China’s exports grew faster than expected, while imports surged, showing both domestic and international demand continue to shrug off the uncertainty of the trade conflict with the U.S.
Exports rose 12.2% in July in dollar terms from a year earlier, the customs administration said Wednesday, faster than the forecast 10%. Imports climbed 27.3%, leaving a trade surplus of $28 billion.
As the world’s largest exporter, China is still benefiting from robust global demand, but increasing tensions and rising trade barriers with the U.S. are weighing on the outlook. Although most of the threatened tariffs still haven’t gone into effect yet, the two remain locked in an escalating tit for tat exchange of threats, signaling worse is to come.
“The higher-than-expected imports were pushed up by energy prices, which narrowed the trade balance,” said Iris Pang, greater China economist at ING Wholesale Banking in Hong Kong. “The impact of tariffs on exports is yet to be reflected. We will see a full-month tariff effect in August.”
The Chinese government last week announced its list of $60 billion worth of U.S. goods it will hit with higher import taxes should the U.S. follow through on a plan to impose duties on an additional $200 billion of Chinese goods. That follows a previous round, where each side imposes tariffs on $34 billion of imports, with promises of $16 billion more.
In the meantime, China’s economy is showing signs of weakness -- the yuan has been on a losing streak for more than a month, the equity market has suffered declines, and other early indicators are pointing to a slowdown. The central bank has made it more expensive to bet against the yuan in a bid to ease pressure on the currency.
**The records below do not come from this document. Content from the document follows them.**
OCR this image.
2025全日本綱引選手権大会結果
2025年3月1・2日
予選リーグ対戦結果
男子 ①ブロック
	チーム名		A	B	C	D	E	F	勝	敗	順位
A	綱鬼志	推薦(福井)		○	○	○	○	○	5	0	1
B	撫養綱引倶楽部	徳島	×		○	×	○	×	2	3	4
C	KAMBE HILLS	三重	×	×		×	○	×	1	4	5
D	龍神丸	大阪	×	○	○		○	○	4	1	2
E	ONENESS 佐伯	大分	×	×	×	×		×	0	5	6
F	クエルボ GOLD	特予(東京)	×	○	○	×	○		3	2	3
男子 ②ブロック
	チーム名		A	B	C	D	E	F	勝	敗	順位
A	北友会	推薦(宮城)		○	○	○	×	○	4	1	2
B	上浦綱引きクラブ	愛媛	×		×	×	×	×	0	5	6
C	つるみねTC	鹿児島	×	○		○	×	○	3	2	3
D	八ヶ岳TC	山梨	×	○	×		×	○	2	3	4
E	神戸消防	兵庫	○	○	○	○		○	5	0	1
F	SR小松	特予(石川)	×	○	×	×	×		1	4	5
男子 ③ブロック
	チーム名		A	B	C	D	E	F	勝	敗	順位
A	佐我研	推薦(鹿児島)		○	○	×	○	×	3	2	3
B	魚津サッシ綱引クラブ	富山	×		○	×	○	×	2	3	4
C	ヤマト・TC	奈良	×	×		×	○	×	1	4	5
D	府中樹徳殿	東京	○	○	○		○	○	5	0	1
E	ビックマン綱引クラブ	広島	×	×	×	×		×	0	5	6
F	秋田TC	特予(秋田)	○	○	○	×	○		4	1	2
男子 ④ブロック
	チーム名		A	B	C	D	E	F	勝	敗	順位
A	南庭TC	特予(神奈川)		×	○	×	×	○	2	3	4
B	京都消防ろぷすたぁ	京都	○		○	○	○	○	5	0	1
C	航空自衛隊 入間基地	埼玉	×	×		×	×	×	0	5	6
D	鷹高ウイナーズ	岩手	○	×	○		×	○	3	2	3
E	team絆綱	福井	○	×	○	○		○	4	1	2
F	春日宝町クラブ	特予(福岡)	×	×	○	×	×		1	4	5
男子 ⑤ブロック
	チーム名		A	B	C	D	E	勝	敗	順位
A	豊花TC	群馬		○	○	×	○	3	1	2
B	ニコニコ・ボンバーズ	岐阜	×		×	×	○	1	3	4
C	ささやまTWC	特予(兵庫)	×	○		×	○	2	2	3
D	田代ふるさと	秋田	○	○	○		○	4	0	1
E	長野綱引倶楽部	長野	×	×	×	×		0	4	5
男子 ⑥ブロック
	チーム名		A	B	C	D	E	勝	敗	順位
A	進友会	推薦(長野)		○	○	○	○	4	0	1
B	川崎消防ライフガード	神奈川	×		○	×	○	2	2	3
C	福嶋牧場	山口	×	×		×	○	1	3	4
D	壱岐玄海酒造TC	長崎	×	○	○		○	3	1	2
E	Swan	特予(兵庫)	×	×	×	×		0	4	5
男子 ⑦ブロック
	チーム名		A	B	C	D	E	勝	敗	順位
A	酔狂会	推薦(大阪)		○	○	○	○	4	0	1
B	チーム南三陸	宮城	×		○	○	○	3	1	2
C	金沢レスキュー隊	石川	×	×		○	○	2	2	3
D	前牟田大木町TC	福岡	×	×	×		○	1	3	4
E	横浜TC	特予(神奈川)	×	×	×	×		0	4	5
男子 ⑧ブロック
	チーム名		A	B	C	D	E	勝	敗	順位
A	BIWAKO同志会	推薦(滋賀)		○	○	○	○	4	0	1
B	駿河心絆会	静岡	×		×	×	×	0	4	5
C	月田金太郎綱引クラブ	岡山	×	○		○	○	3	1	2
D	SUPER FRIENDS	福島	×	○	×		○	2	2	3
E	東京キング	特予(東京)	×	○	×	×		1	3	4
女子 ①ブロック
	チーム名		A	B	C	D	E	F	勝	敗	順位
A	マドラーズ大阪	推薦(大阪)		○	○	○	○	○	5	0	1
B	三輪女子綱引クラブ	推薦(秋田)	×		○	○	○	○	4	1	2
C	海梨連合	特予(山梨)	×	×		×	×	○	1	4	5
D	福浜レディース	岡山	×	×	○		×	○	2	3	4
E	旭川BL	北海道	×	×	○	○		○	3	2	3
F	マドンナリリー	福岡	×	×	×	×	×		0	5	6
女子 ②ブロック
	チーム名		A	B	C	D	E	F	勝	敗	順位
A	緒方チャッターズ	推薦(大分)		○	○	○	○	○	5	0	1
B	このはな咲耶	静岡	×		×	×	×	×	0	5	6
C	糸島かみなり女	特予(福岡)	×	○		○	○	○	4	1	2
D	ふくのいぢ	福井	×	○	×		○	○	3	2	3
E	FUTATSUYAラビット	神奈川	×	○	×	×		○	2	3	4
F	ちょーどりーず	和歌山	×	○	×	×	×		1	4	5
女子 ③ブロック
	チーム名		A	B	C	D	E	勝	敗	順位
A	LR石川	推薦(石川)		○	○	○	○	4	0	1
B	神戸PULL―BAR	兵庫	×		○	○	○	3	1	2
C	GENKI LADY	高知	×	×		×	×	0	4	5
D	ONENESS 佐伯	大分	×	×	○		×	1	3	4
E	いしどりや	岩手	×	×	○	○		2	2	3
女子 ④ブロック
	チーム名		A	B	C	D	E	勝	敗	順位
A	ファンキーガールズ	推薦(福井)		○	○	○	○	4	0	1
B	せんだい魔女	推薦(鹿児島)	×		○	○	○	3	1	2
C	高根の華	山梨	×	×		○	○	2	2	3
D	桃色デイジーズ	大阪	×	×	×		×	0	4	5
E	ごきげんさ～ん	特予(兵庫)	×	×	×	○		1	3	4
China’s exports to the U.S. in July rose to $41.5 billion, making up 19.3% of its total shipments. The trade surplus with the U.S. stood at $28.1 billion, close to the record-high in June, according to Bloomberg calculations.
"Trump’s threat of tariffs on an additional $200 billion Chinese goods might prompt American front-loading to avoid the levies, so the trade balance number we have seen is not quite a surprise," said Gai Xinzhe, an analyst at Bank of China’s research institute in Beijing.
In the meantime, imports volume of coal, oil, iron ore, and natural gas all increased in July. Imports from Australia, Russia, South Korea and Japan all surged last month.